Таким образом, друзья мои, я попал в полицию, в охранку! Я начал вынашивать план мести. Теперь у меня была власть. И ненависть. Я был хорошим агентом. Спросить о Лакатосе я тогда не решился, но он еще не раз появится в этой истории. Избавьте меня сейчас от подробностей, о которых я мог бы вам поведать. В моей последующей жизни было еще достаточно много отвратительного.
Друзья мои, позвольте мне не давать детальный отчет о тех низких — да-да, можно и нужно так сказать — низких делах, совершенных мною в течение последующих лет. Вы все знаете, что такое охранка. Может быть, кто-то из вас даже ощутил это на собственной шкуре, и нет необходимости это описывать. Теперь вы знаете, кем я был. И если вам это претит — скажите, пожалуйста, сразу, и я вас покину. Кто-нибудь имеет что-то против меня? Господа, я прошу сказать об этом напрямик! И я уйду!
Мы все молчали. Только хозяин сказал:
— Семен Семенович, наверняка у всех здесь сидящих есть что-то на совести, и раз ты уж начал рассказывать свою историю, я прошу тебя от имени всех — рассказывай дальше.
Голубчик сделал еще один глоток и продолжил.
— Несмотря на молодость, я был неглуп, и вскоре уже оказался на хорошем счету у начальства. Да, я забыл вам сказать, что сразу же написал письмо маме. Я ей сообщил, что князь очень хорошо меня принял и просил передать ей сердечный привет. Что он добился для меня замечательного места на государственной службе, и с этих пор я ежемесячно буду посылать ей десять рублей, но за эти деньги она не должна благодарить князя.

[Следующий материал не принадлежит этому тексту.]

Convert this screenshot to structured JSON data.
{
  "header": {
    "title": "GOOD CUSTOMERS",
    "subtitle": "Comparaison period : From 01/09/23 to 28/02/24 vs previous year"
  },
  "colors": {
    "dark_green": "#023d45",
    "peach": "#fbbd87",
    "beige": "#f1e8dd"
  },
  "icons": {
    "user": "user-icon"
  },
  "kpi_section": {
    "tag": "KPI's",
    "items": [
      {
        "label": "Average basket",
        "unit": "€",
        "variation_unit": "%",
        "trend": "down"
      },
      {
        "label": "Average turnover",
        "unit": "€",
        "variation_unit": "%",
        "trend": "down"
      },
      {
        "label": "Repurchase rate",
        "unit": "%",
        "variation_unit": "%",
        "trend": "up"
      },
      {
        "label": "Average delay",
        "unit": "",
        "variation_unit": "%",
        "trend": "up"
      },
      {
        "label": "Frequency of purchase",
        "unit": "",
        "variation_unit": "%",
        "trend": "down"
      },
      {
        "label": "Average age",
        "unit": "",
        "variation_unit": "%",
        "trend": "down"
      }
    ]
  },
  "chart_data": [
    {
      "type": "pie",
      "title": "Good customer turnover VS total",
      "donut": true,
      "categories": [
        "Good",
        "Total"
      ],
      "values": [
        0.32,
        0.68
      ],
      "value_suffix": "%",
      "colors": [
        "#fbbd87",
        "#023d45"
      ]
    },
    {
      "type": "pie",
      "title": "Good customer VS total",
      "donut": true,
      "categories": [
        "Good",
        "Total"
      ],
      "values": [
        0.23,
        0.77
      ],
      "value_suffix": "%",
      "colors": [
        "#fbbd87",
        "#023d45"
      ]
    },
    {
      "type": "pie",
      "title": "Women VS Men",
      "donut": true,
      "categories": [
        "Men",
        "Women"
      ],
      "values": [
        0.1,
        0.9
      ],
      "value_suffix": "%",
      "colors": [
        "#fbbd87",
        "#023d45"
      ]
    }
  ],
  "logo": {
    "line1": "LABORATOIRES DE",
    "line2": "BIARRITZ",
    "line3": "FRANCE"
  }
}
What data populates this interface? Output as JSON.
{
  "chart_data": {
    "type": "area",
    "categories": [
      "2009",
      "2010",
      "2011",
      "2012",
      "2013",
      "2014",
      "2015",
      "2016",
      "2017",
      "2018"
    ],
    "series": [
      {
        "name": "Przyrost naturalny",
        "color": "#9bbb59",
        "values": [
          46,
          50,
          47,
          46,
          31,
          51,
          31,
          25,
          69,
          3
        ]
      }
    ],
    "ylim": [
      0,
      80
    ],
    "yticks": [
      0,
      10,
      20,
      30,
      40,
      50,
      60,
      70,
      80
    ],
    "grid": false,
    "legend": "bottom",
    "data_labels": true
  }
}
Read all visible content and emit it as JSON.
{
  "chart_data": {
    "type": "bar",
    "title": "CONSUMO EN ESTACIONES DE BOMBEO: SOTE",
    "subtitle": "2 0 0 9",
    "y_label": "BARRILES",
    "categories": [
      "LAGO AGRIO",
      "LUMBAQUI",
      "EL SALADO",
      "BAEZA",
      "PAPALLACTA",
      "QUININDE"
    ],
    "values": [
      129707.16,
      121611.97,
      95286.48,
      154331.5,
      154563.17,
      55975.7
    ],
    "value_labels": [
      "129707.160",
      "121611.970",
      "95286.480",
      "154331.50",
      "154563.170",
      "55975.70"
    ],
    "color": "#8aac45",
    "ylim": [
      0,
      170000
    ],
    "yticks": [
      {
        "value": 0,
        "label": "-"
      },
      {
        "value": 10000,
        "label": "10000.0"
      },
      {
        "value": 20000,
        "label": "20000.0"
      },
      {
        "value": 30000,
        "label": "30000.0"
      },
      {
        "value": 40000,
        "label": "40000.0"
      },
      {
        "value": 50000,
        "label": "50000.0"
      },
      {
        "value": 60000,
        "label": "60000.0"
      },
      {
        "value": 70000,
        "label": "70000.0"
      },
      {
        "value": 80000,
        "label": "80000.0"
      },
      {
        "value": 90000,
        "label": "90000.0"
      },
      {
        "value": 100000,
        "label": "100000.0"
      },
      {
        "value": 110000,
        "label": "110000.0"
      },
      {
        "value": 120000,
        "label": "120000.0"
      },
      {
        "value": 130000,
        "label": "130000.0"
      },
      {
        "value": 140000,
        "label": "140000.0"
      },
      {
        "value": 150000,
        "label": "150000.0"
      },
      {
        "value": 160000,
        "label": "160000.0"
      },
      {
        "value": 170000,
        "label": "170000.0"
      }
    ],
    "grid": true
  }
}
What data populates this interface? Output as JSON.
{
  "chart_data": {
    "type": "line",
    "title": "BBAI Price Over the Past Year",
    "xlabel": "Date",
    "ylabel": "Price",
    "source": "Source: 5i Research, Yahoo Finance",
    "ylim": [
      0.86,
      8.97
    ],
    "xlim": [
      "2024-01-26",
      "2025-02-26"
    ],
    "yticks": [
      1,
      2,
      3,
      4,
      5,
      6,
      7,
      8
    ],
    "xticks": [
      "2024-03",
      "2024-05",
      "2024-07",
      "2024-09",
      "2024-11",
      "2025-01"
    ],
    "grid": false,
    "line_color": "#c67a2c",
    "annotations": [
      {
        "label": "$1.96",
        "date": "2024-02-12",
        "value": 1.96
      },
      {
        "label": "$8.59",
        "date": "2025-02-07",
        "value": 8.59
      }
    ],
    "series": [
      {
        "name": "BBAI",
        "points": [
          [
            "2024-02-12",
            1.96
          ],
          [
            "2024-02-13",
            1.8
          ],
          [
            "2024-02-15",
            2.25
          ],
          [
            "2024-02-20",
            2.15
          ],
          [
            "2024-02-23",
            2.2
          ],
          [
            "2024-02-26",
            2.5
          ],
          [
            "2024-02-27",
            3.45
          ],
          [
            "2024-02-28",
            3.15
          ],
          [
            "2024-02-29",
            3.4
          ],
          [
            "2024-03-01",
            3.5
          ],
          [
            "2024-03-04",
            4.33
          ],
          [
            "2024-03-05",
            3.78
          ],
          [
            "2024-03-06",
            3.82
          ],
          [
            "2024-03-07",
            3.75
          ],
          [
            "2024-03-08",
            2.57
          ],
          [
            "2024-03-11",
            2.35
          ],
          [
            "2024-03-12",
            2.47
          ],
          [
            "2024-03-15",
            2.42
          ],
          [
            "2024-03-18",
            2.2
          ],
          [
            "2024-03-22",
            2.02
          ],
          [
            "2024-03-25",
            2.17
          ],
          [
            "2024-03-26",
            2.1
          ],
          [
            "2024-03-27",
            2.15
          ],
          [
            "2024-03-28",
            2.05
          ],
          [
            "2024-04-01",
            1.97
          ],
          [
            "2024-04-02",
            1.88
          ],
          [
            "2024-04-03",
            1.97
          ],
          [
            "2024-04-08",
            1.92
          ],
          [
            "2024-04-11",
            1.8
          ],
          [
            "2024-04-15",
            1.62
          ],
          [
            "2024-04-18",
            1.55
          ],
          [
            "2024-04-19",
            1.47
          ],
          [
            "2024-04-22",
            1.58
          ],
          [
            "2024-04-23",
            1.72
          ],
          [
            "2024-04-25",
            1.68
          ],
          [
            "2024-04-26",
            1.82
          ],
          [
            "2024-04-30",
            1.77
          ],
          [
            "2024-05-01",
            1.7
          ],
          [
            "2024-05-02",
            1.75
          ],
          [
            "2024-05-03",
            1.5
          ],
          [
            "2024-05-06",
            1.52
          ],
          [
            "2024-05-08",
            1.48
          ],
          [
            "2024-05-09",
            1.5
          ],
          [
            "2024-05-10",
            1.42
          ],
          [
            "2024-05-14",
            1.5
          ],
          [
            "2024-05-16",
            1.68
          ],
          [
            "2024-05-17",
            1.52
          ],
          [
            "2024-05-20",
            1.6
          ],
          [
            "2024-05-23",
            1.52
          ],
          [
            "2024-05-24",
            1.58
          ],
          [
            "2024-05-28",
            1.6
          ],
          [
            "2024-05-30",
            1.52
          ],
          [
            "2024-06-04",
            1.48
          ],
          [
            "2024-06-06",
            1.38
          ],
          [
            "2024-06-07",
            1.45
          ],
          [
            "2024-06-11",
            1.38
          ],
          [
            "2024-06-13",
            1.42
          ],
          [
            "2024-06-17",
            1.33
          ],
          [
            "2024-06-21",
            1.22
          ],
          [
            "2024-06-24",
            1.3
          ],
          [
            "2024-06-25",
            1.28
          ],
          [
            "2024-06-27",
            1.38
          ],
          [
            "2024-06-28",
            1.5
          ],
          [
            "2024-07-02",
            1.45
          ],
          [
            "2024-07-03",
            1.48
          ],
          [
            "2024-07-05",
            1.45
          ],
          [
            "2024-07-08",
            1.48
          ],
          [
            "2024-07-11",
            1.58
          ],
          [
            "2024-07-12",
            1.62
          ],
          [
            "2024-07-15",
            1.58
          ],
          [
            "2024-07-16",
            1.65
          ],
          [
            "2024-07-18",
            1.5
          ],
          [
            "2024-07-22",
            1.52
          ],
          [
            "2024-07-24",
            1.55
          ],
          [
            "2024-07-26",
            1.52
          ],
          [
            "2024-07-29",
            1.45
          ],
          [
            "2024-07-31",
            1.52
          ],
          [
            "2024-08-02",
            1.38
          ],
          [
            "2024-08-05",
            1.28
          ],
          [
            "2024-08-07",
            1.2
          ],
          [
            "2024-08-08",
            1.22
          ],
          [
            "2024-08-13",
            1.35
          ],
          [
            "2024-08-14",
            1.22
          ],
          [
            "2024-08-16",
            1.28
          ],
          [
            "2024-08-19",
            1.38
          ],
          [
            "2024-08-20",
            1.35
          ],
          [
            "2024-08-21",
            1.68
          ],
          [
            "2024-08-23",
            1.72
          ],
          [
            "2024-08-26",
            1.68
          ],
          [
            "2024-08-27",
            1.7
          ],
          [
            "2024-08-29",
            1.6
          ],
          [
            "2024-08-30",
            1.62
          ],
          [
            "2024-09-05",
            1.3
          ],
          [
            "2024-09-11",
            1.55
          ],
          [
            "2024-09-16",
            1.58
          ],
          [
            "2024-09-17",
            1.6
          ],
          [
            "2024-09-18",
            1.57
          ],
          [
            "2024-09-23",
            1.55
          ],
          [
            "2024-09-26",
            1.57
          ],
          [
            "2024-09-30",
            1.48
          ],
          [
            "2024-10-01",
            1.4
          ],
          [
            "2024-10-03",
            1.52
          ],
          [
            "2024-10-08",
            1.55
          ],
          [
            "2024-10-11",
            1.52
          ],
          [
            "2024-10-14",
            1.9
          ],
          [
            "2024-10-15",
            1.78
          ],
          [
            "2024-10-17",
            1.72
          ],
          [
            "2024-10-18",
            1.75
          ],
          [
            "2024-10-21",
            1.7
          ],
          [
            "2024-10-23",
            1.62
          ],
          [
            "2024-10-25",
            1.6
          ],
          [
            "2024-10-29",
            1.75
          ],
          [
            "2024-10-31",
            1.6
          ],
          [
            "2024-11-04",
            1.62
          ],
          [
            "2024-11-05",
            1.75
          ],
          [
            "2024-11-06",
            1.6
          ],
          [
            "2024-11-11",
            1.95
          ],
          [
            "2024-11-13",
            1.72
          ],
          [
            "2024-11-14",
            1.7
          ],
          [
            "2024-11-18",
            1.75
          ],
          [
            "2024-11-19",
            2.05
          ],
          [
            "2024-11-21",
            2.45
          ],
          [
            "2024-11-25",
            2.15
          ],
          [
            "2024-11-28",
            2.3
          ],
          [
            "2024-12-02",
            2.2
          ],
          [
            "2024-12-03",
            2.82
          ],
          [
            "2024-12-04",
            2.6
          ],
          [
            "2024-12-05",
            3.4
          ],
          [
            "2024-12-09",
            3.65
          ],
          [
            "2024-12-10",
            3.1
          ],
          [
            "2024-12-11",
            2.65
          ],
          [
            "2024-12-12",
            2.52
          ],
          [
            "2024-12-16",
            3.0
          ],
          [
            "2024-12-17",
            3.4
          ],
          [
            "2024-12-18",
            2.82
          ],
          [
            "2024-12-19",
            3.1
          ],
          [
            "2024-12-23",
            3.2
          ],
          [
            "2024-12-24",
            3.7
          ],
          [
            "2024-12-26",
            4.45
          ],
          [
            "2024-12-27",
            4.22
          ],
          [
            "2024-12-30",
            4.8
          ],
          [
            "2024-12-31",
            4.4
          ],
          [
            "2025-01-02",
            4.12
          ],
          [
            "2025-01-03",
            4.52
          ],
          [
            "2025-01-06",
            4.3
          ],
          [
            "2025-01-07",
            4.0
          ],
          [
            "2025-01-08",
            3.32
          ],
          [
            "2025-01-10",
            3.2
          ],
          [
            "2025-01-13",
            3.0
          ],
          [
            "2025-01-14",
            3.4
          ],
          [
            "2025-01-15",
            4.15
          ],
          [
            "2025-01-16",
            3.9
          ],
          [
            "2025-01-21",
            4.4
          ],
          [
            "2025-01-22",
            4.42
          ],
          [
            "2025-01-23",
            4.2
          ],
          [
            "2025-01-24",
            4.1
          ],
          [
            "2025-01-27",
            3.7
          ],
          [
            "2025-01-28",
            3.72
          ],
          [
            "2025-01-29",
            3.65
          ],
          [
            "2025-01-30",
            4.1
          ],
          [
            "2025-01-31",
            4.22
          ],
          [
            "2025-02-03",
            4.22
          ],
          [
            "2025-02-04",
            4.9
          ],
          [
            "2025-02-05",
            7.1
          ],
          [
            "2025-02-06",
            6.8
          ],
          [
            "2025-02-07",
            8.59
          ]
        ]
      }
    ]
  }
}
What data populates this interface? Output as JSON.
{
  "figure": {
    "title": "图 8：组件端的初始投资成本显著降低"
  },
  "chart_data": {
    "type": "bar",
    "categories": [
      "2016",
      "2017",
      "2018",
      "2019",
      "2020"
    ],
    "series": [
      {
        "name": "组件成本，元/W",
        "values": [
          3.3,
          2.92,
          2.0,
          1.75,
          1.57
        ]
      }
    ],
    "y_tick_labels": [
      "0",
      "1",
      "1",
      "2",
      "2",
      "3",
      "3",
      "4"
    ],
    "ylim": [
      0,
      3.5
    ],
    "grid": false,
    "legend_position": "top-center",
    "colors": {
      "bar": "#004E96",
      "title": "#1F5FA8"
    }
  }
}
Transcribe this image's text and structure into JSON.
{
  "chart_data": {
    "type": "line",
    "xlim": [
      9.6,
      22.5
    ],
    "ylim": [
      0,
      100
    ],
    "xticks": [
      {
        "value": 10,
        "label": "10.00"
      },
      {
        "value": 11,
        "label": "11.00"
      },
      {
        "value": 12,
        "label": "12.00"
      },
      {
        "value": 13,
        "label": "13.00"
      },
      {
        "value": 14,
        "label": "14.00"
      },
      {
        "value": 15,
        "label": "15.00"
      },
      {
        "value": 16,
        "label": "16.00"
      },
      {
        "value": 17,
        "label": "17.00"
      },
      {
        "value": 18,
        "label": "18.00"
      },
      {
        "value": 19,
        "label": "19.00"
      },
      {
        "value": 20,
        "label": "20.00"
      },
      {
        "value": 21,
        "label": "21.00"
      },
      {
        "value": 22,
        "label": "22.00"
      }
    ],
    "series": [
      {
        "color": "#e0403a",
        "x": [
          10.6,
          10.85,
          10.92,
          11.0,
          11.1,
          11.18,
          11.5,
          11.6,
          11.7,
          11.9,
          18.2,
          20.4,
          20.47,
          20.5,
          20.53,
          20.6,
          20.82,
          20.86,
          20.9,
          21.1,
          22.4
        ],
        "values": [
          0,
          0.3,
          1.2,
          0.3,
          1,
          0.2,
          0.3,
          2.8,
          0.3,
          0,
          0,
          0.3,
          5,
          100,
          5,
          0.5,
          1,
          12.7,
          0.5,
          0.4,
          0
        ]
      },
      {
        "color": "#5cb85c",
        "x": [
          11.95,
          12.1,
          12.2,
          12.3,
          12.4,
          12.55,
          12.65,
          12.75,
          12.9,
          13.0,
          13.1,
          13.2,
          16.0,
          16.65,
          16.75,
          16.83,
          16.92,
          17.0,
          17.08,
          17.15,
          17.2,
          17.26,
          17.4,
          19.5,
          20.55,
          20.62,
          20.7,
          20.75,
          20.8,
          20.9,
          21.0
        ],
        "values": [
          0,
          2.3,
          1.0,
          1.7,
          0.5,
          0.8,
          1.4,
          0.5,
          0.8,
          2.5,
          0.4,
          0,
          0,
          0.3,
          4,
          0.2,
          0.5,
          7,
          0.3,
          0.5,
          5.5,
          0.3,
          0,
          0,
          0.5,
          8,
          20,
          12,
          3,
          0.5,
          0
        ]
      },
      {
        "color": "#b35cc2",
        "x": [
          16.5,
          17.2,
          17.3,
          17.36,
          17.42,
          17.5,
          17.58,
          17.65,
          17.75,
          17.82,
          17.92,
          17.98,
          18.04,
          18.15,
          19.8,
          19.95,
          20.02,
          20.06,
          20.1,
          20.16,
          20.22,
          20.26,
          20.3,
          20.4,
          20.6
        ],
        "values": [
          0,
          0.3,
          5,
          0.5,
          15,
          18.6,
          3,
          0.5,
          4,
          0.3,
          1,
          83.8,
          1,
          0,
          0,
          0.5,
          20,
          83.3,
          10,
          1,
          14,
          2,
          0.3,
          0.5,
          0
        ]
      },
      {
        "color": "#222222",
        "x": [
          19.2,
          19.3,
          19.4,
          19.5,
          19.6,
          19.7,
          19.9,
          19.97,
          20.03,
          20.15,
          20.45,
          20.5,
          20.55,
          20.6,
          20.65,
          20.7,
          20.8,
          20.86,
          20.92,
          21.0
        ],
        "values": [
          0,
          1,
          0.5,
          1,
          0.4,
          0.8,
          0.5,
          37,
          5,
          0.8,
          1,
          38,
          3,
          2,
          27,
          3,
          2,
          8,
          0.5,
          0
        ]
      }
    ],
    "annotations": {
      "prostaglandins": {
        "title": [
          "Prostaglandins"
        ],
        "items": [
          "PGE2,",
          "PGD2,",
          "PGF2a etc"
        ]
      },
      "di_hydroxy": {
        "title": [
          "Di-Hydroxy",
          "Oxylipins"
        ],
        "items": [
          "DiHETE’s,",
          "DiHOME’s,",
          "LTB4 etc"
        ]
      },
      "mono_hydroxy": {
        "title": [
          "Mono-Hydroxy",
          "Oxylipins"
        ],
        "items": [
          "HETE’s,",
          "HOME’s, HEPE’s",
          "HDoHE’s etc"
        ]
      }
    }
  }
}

Отправляя это письмо, друзья мои, я уже знал, что никогда больше маму не увижу, и, как ни странно, меня это очень опечалило. Но было кое-что еще, что не давало мне покоя. Тогда мне казалось, что это чувство было сильнее, чем любовь к маме. Это была ненависть к моему фальшивому брату. Ненависть была громкой, как труба, а любовь к маме — тихой и нежной, как арфа. Вы меня поймете, друзья!..
Невзирая на мою юность, я был отличным агентом. Не могу поведать вам обо всех подлостях, совершенных мною в те годы. Возможно, кто-то из вас помнит историю об одном социал-революционере, еврее Соломоне Комровере, прозванном Комаровым. Это и было одним из самых грязных дел в моей жизни.
Этот Соломон Абрамович Комровер был мягким, деликатным юношей из Харькова. Его совсем не интересовала политика, он, как это принято у евреев, прилежно читал Талмуд и Тору и хотел стать раввином. А вот его сестра была студенткой, изучала в Петербурге философию и имела контакты с социал-революционерами. Следуя тогдашней моде, она ратовала за освобождение простого народа, и однажды ее арестовали. У ее брата, Соломона Комровера, не нашлось никаких более срочных дел, кроме как явиться в полицию и сообщить, что во всех выходках сестры виноват только он. Прекрасно! Его тоже арестовали. Ночью меня подсадили в его камеру. Все это происходило в одной из киевских тюрем. Я до сих пор помню, что попал туда около полуночи. Когда меня «втолкнули», Соломон Комровер ходил туда-сюда, туда-сюда и, кажется, вообще не заметил моего появления.